Es wird für ihn schwierig, als er erfahren muss, dass sein Vater in Cannes sehr eng mit einem Kriminellen verhandelt war, einem einflussreichen Kriminellen, der über Leichen geht, wenn es sein muss. Nach und nach entdeckt er die Wahrheit und ist nicht glücklich damit, aber es ist Vergangenheit und Duval versucht, sich in der Gegenwart davon nicht beeinflussen zu lassen.

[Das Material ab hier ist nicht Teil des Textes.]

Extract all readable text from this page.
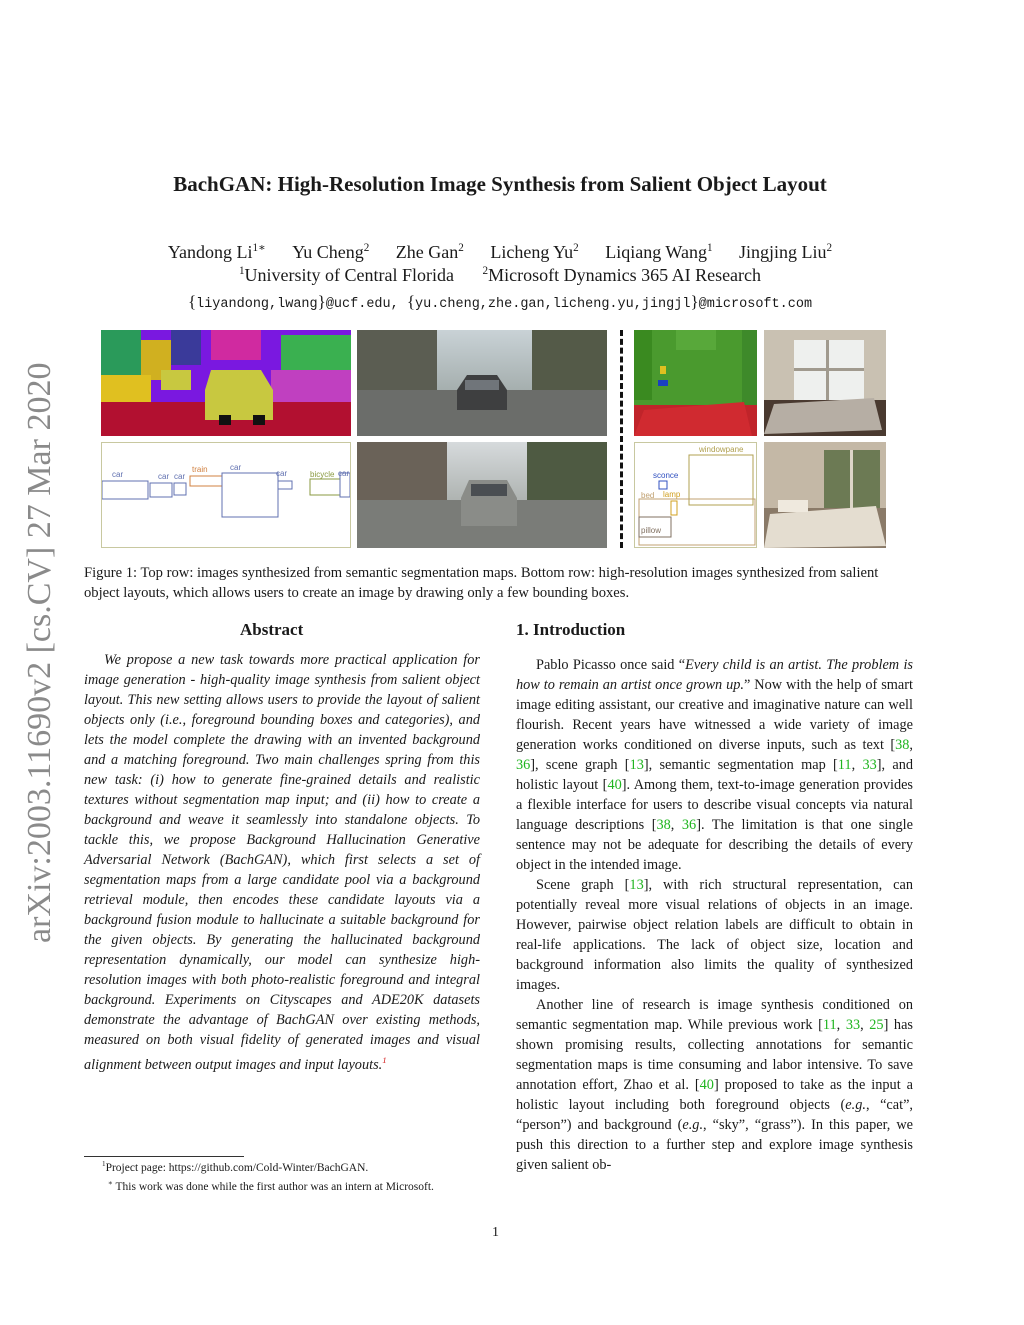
arXiv:2003.11690v2 [cs.CV] 27 Mar 2020
BachGAN: High-Resolution Image Synthesis from Salient Object Layout
Yandong $Li^{1∗}$ Yu Cheng$^2$ Zhe Gan$^2$ Licheng Yu$^2$ Liqiang Wang$^1$ Jingjing Liu$^2$
$^1$University of Central Florida	$^2$Microsoft Dynamics 365 AI Research
{liyandong,lwang}@ucf.edu, {yu.cheng,zhe.gan,licheng.yu,jingjl}@microsoft.com
car	car car
train	car
car	bicycle car
windowpane
sconce
bed lamp
pillow
Figure 1: Top row: images synthesized from semantic segmentation maps. Bottom row: high-resolution images synthesized from salient object layouts, which allows users to create an image by drawing only a few bounding boxes.
Abstract
We propose a new task towards more practical application for image generation - high-quality image synthesis from salient object layout. This new setting allows users to provide the layout of salient objects only (i.e., foreground bounding boxes and categories), and lets the model complete the drawing with an invented background and a matching foreground. Two main challenges spring from this new task: (i) how to generate fine-grained details and realistic textures without segmentation map input; and (ii) how to create a background and weave it seamlessly into standalone objects. To tackle this, we propose Background Hallucination Generative Adversarial Network (BachGAN), which first selects a set of segmentation maps from a large candidate pool via a background retrieval module, then encodes these candidate layouts via a background fusion module to hallucinate a suitable background for the given objects. By generating the hallucinated background representation dynamically, our model can synthesize high-resolution images with both photo-realistic foreground and integral background. Experiments on Cityscapes and ADE20K datasets demonstrate the advantage of BachGAN over existing methods, measured on both visual fidelity of generated images and visual alignment between output images and input layouts.$^1$
1. Introduction

Pablo Picasso once said “Every child is an artist. The problem is how to remain an artist once grown up.” Now with the help of smart image editing assistant, our creative and imaginative nature can well flourish. Recent years have witnessed a wide variety of image generation works conditioned on diverse inputs, such as text [38, 36], scene graph [13], semantic segmentation map [11, 33], and holistic layout [40]. Among them, text-to-image generation provides a flexible interface for users to describe visual concepts via natural language descriptions [38, 36]. The limitation is that one single sentence may not be adequate for describing the details of every object in the intended image.

Scene graph [13], with rich structural representation, can potentially reveal more visual relations of objects in an image. However, pairwise object relation labels are difficult to obtain in real-life applications. The lack of object size, location and background information also limits the quality of synthesized images.

Another line of research is image synthesis conditioned on semantic segmentation map. While previous work [11, 33, 25] has shown promising results, collecting annotations for semantic segmentation maps is time consuming and labor intensive. To save annotation effort, Zhao et al. [40] proposed to take as the input a holistic layout including both foreground objects (e.g., “cat”, “person”) and background (e.g., “sky”, “grass”). In this paper, we push this direction to a further step and explore image synthesis given salient ob-

$^1$Project page: https://github.com/Cold-Winter/BachGAN.
∗ This work was done while the first author was an intern at Microsoft.
1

Duval findet natürlich auch eine neue Partnerin, ausgerechnet eine Journalistin, dazu noch eine Möchtegern-Enthüllungsjournalistin, die überall Unrecht und Verschwörung wittert. Für einen Kriminalkommissar, der kritische Fälle bearbeitet, ist diese Liaison nicht immer leicht. Die beiden kommen sich aber immer näher – und schließlich muss sich Duval mit der Idee anfreunden, dass er noch einmal Vater wird, was ihn zuerst nicht gerade entzückt.
Für Duval steht immer sein Beruf im Vordergrund. Er lässt alles stehen und liegen, vergisst alle Zusagen und Treffen, wenn es an einem Fall arbeitet. Mit diesem Arbeitsethos, an dem seine Ehe in Paris gescheitert ist, hat auch seine neue Journalisten-Partnerin zu kämpfen. Duvals Charme reicht oft nicht …
Kurz: Duval ist ein Workaholic, wenn er einen Mord aufklären will, aber man kann mit ihm viel Spaß haben, wenn auch er seine Freizeit genießen will. Ist er ein Partner fürs Leben?